Storing in Git has the advantage that we don’t need to build any new API for storing artifacts and it’s very easy for the user to access the code by just checking out that SHA. It also has huge storage savings where a workflow is working on an existing large project. Ultimately we expect code changes end up being pushed to Git anyway so this is the simplest solution.

Some workflows do not have an existing project (e.g. bootstrapping a project). Even those workflows will need to be triggered from some project (as explained in the section about CI pipelines). As such we can use the workflow project as a temporary repository to store the snapshots of code generated by the workflow.

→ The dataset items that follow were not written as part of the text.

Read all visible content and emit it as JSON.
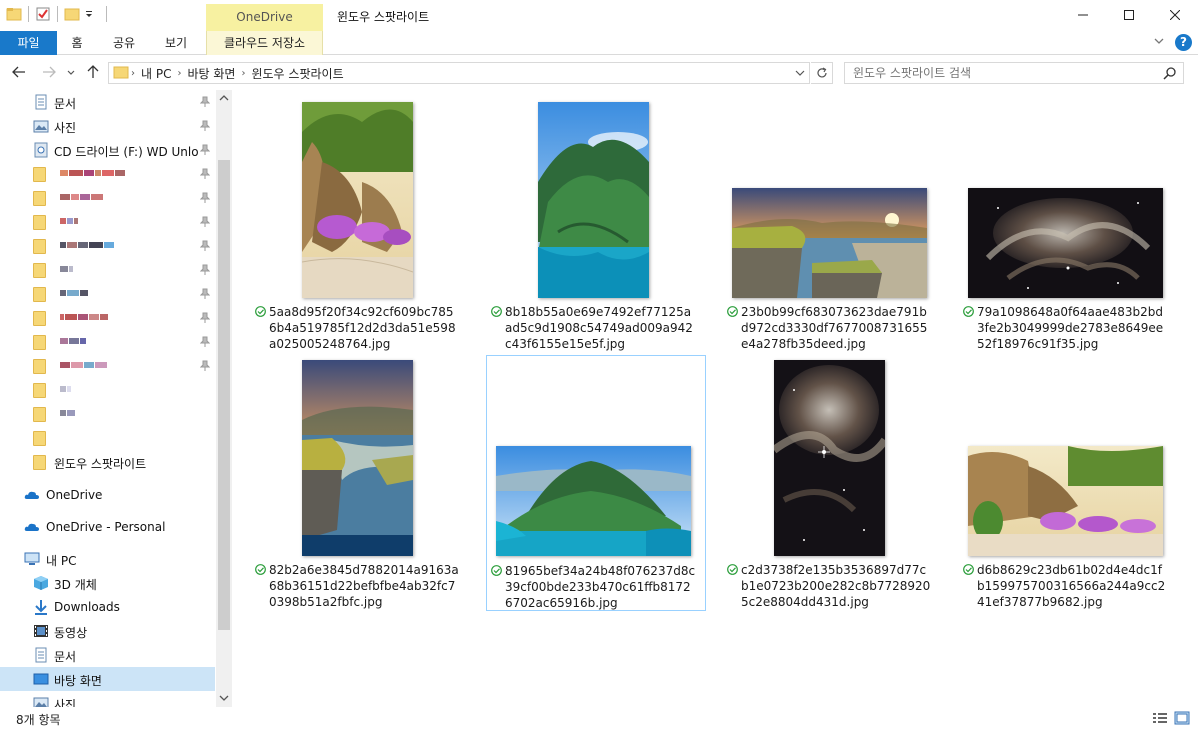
{
  "window": {
    "title": "윈도우 스팟라이트",
    "context_tab_group": "OneDrive"
  },
  "ribbon": {
    "tabs": [
      "파일",
      "홈",
      "공유",
      "보기",
      "클라우드 저장소"
    ]
  },
  "address": {
    "crumbs": [
      "내 PC",
      "바탕 화면",
      "윈도우 스팟라이트"
    ]
  },
  "search": {
    "placeholder": "윈도우 스팟라이트 검색"
  },
  "nav": {
    "quick_access": [
      {
        "label": "문서",
        "icon": "document-icon",
        "pinned": true
      },
      {
        "label": "사진",
        "icon": "pictures-icon",
        "pinned": true
      },
      {
        "label": "CD 드라이브 (F:) WD Unlocker",
        "icon": "cd-drive-icon",
        "pinned": true
      },
      {
        "label": "",
        "icon": "folder-icon",
        "pinned": true,
        "redacted": true
      },
      {
        "label": "",
        "icon": "folder-icon",
        "pinned": true,
        "redacted": true
      },
      {
        "label": "",
        "icon": "folder-icon",
        "pinned": true,
        "redacted": true
      },
      {
        "label": "",
        "icon": "folder-icon",
        "pinned": true,
        "redacted": true
      },
      {
        "label": "",
        "icon": "folder-icon",
        "pinned": true,
        "redacted": true
      },
      {
        "label": "",
        "icon": "folder-icon",
        "pinned": true,
        "redacted": true
      },
      {
        "label": "",
        "icon": "folder-icon",
        "pinned": true,
        "redacted": true
      },
      {
        "label": "",
        "icon": "folder-icon",
        "pinned": true,
        "redacted": true
      },
      {
        "label": "",
        "icon": "folder-icon",
        "pinned": true,
        "redacted": true
      },
      {
        "label": "",
        "icon": "folder-icon",
        "pinned": false,
        "redacted": true
      },
      {
        "label": "",
        "icon": "folder-icon",
        "pinned": false,
        "redacted": true
      },
      {
        "label": "",
        "icon": "folder-icon",
        "pinned": false,
        "redacted": false
      },
      {
        "label": "윈도우 스팟라이트",
        "icon": "folder-icon",
        "pinned": false
      }
    ],
    "roots": [
      {
        "label": "OneDrive",
        "icon": "onedrive-icon"
      },
      {
        "label": "OneDrive - Personal",
        "icon": "onedrive-icon"
      },
      {
        "label": "내 PC",
        "icon": "this-pc-icon"
      }
    ],
    "this_pc": [
      {
        "label": "3D 개체",
        "icon": "3d-objects-icon"
      },
      {
        "label": "Downloads",
        "icon": "downloads-icon"
      },
      {
        "label": "동영상",
        "icon": "videos-icon"
      },
      {
        "label": "문서",
        "icon": "document-icon"
      },
      {
        "label": "바탕 화면",
        "icon": "desktop-icon",
        "selected": true
      },
      {
        "label": "사진",
        "icon": "pictures-icon"
      }
    ]
  },
  "files": [
    {
      "name": "5aa8d95f20f34c92cf609bc7856b4a519785f12d2d3da51e598a025005248764.jpg",
      "orientation": "portrait",
      "scene": "garden-palms"
    },
    {
      "name": "8b18b55a0e69e7492ef77125aad5c9d1908c54749ad009a942c43f6155e15e5f.jpg",
      "orientation": "portrait",
      "scene": "mountain-lake"
    },
    {
      "name": "23b0b99cf683073623dae791bd972cd3330df7677008731655e4a278fb35deed.jpg",
      "orientation": "landscape",
      "scene": "cliff-sunset"
    },
    {
      "name": "79a1098648a0f64aae483b2bd3fe2b3049999de2783e8649ee52f18976c91f35.jpg",
      "orientation": "landscape",
      "scene": "nebula"
    },
    {
      "name": "82b2a6e3845d7882014a9163a68b36151d22befbfbe4ab32fc70398b51a2fbfc.jpg",
      "orientation": "portrait",
      "scene": "cliff-sunset"
    },
    {
      "name": "81965bef34a24b48f076237d8c39cf00bde233b470c61ffb81726702ac65916b.jpg",
      "orientation": "landscape",
      "scene": "mountain-lake",
      "selected": true
    },
    {
      "name": "c2d3738f2e135b3536897d77cb1e0723b200e282c8b77289205c2e8804dd431d.jpg",
      "orientation": "portrait",
      "scene": "nebula"
    },
    {
      "name": "d6b8629c23db61b02d4e4dc1fb159975700316566a244a9cc241ef37877b9682.jpg",
      "orientation": "landscape",
      "scene": "garden-palms"
    }
  ],
  "status": {
    "item_count": "8개 항목"
  }
}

Consideration should also be made to cleanup Git refs over time after some workflow expiration period.

Authentication

GitLab Duo Workflow requires several authentication flows.

In this section, each connection that requires authentication is listed and the authentication mechanism is discussed.

Workflow Auth

Local Workflow executor -> Workflow service

When a workflow starts, the Workflow executor must connect to the Workflow service.

To authenticate this connection:

The IDE will use the OAuth token or Personal Access Token (PAT) that the user generated while setting up the GitLab editor extension.
The IDE uses that token to authenticate a request to a GitLab Rails API endpoint.
When the GitLab Rails API receives this request, it loads its instance-scoped JWT (synced daily from CustomersDot) and contacts the Duo Workflow Service to swap this instance token for the above-mentioned user-scoped token (also cryptographically signed).
GitLab Rails returns the user-scoped JWT to the IDE.
The IDE passes on this JWT to the local Workflow executor component.
The Workflow executor uses this JWT to authenticate the Workflow service gRPC connection.

This flow mimics the token flow that allows IDEs to connect direct to the AI Gateway.

CI Workflow executor -> Workflow service

When a workflow is executed by a CI runner, the Workflow executor must connect to the Workflow service.

A CI pipeline is created by GitLab, so there is no need to query a GitLab Rails API endpoint to obtain a short-lived user- and system-scoped JWT. Instead, in the process of creating the CI pipeline, GitLab Rails will:

Generate the user-scoped JWT.
Inject the JWT as an environment variable (for example: DUO_WORKFLOW_TOKEN) in the CI pipeline.
The Workflow executor running inside the CI job uses this environment variable value to authenticate the Workflow service gRPC connection.

Workflow service -> GitLab Rails API

All executors are additionally passed an OAuth token with ai_workflows scope which is used for all HTTP requests to GitLab Rails. This is separate from the JWT used to authenticate with Duo Workflow Service. The executor passes this token, as well as the GitLab instance’s base URL, to the Duo Workflow Service so that it can make direct calls to GitLab Rails.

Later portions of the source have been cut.